Nigeria’s poultry crunch lifts egg and chicken prices as chick supply collapses
Nigerian poultry farmers are facing chick shortages, expensive feed and reduced hatchery output, and the strain is already pushing egg and chicken prices higher.
Nigeria’s poultry sector has moved into a serious production squeeze shaped by shortages of day-old chicks, delayed deliveries, expensive feed and lower hatchery output. According to Punch, the pressure is no longer confined to farms themselves. It is now affecting the affordability of one of the country’s most accessible sources of animal protein, with egg and chicken prices rising even as producers struggle to keep their businesses afloat.
One case highlighted in the report is Azeez Opadola, a farmer in Ibadan. He said he was expecting more than 5,000 birds, bought two tonnes of starter feed in advance, and then watched delivery dates slip again and again until the feed had to be transferred to another farmer already in production. He estimated that about N15 million tied to his family’s poultry operation became trapped in the failed allocation. Before going fully into the family business in 2023, he had managed more than one million laying birds at a poultry company.

The cost pressure built quickly. Opadola recalled that in November 2023, a day-old chick still sold for about N640, but later prices climbed to around N1,600. As scarcity worsened, farmers alleged that middlemen began buying allocations from hatcheries and reselling them for N2,200 to N3,000 or more. Some producers were asked to pay 100 per cent upfront and still wait four months for delivery. Opadola said he paid one agent N9.8 million and another N2 million, only to face repeated postponements.
Feed inflation made the situation even harder. Farmers said a bag of pre-layer feed rose to roughly N25,000 to N27,000, while grower feed moved above N22,000. Farms in Ibadan, Abeokuta and parts of Lagos started scaling down, and operators that once handled 50,000 to 250,000 birds cut capacity sharply.
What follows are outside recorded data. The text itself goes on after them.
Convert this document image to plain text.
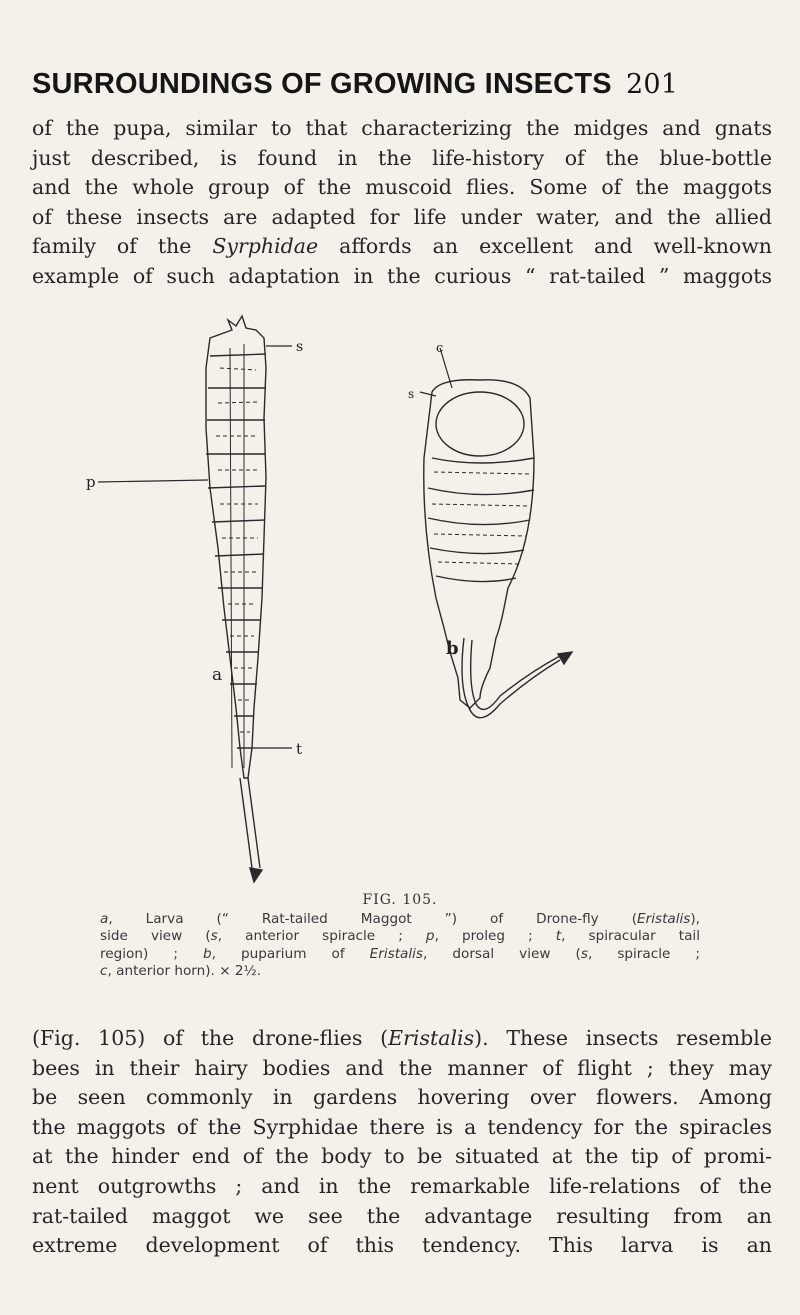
SURROUNDINGS OF GROWING INSECTS 201
of the pupa, similar to that characterizing the midges and gnats
just described, is found in the life-history of the blue-bottle
and the whole group of the muscoid flies. Some of the maggots
of these insects are adapted for life under water, and the allied
family of the Syrphidae affords an excellent and well-known
example of such adaptation in the curious “ rat-tailed ” maggots
s
p
a
t
c
s
b
FIG. 105.
a, Larva (“ Rat-tailed Maggot ”) of Drone-fly (Eristalis),
side view (s, anterior spiracle ; p, proleg ; t, spiracular tail
region) ; b, puparium of Eristalis, dorsal view (s, spiracle ;
c, anterior horn). × 2½.
(Fig. 105) of the drone-flies (Eristalis). These insects resemble
bees in their hairy bodies and the manner of flight ; they may
be seen commonly in gardens hovering over flowers. Among
the maggots of the Syrphidae there is a tendency for the spiracles
at the hinder end of the body to be situated at the tip of promi-
nent outgrowths ; and in the remarkable life-relations of the
rat-tailed maggot we see the advantage resulting from an
extreme development of this tendency. This larva is an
At the same time, demand disruptions had already damaged the sector. During the earlier downturn, industry participants said tens of thousands of crates of eggs had to be buried or disposed of because consumers could no longer afford them.
Kunle Ogunwomoju, a technical director at a hatchery in Oyo State, linked the prolonged disruption to the 2023 cash crunch, fuel-subsidy removal and foreign-exchange reforms. He said his hatchery lost eggs worth nearly N1 billion when demand collapsed and that the industry’s reliance on imported grandparent stock lengthened the recovery cycle. In his account, it takes 16 to 18 months for imported grandparent birds to translate into commercial chick supply for farmers.
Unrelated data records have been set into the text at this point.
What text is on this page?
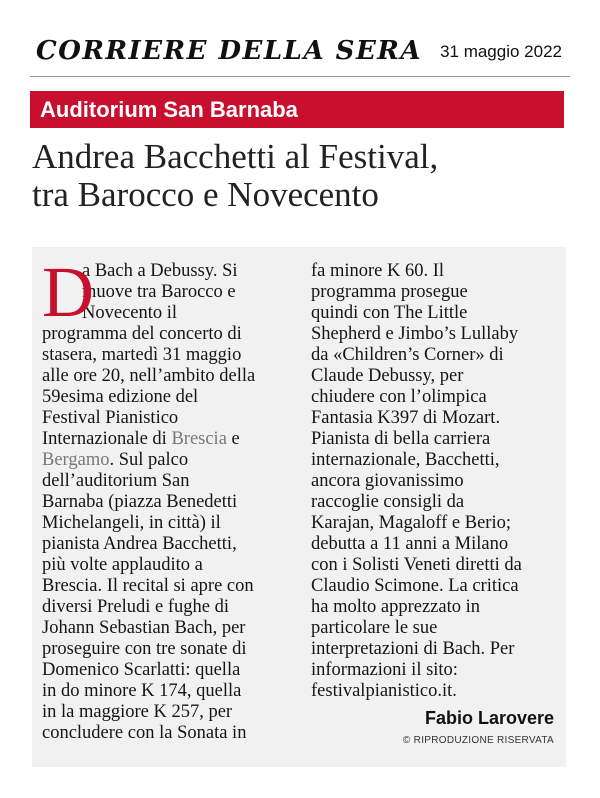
CORRIERE DELLA SERA 31 maggio 2022
Auditorium San Barnaba
Andrea Bacchetti al Festival,
tra Barocco e Novecento
D
a Bach a Debussy. Si
muove tra Barocco e
Novecento il
programma del concerto di
stasera, martedì 31 maggio
alle ore 20, nell’ambito della
59esima edizione del
Festival Pianistico
Internazionale di Brescia e
Bergamo. Sul palco
dell’auditorium San
Barnaba (piazza Benedetti
Michelangeli, in città) il
pianista Andrea Bacchetti,
più volte applaudito a
Brescia. Il recital si apre con
diversi Preludi e fughe di
Johann Sebastian Bach, per
proseguire con tre sonate di
Domenico Scarlatti: quella
in do minore K 174, quella
in la maggiore K 257, per
concludere con la Sonata in
fa minore K 60. Il
programma prosegue
quindi con The Little
Shepherd e Jimbo’s Lullaby
da «Children’s Corner» di
Claude Debussy, per
chiudere con l’olimpica
Fantasia K397 di Mozart.
Pianista di bella carriera
internazionale, Bacchetti,
ancora giovanissimo
raccoglie consigli da
Karajan, Magaloff e Berio;
debutta a 11 anni a Milano
con i Solisti Veneti diretti da
Claudio Scimone. La critica
ha molto apprezzato in
particolare le sue
interpretazioni di Bach. Per
informazioni il sito:
festivalpianistico.it.
Fabio Larovere
© RIPRODUZIONE RISERVATA
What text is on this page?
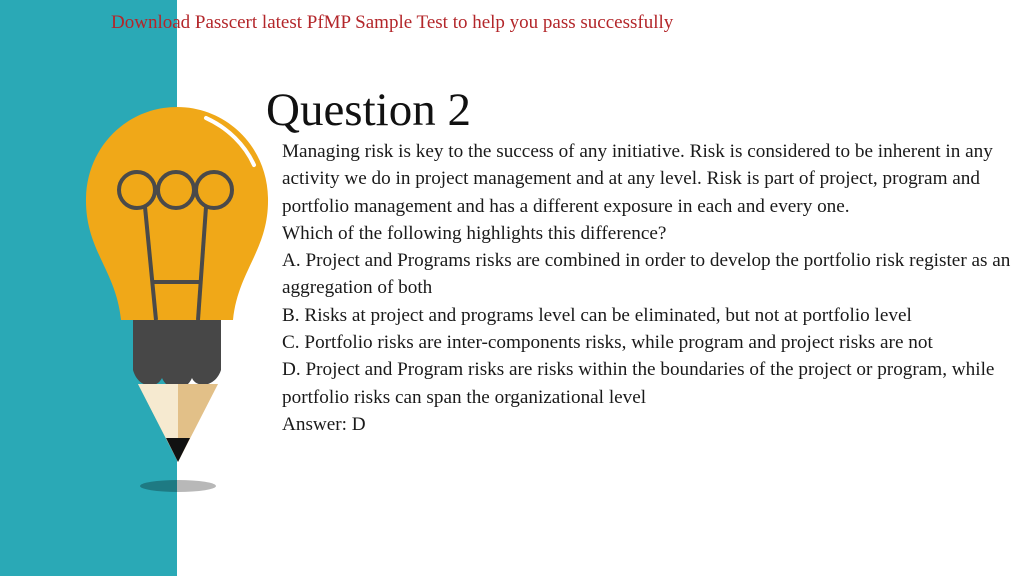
Download Passcert latest PfMP Sample Test to help you pass successfully
Question 2

Managing risk is key to the success of any initiative. Risk is considered to be inherent in any activity we do in project management and at any level. Risk is part of project, program and portfolio management and has a different exposure in each and every one.

Which of the following highlights this difference?

A. Project and Programs risks are combined in order to develop the portfolio risk register as an aggregation of both

B. Risks at project and programs level can be eliminated, but not at portfolio level

C. Portfolio risks are inter-components risks, while program and project risks are not

D. Project and Program risks are risks within the boundaries of the project or program, while portfolio risks can span the organizational level

Answer: D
The production and price effects are now visible across the market. Ogunwomoju said his company’s weekly output fell from about 100,000 layer chicks to just 12,000 at the peak of the crisis and has only recovered to around 30,000 to 40,000. Feed costs at one point reached N1.3 million per tonne before easing to about N750,000. In the market, a crate of eggs now sells for roughly N6,000 to N6,500, a live mature broiler for N15,000 to N20,000 and old layers for N8,500 to N9,000. For a sector widely viewed as central to Nigeria’s food security, the squeeze is still far from over.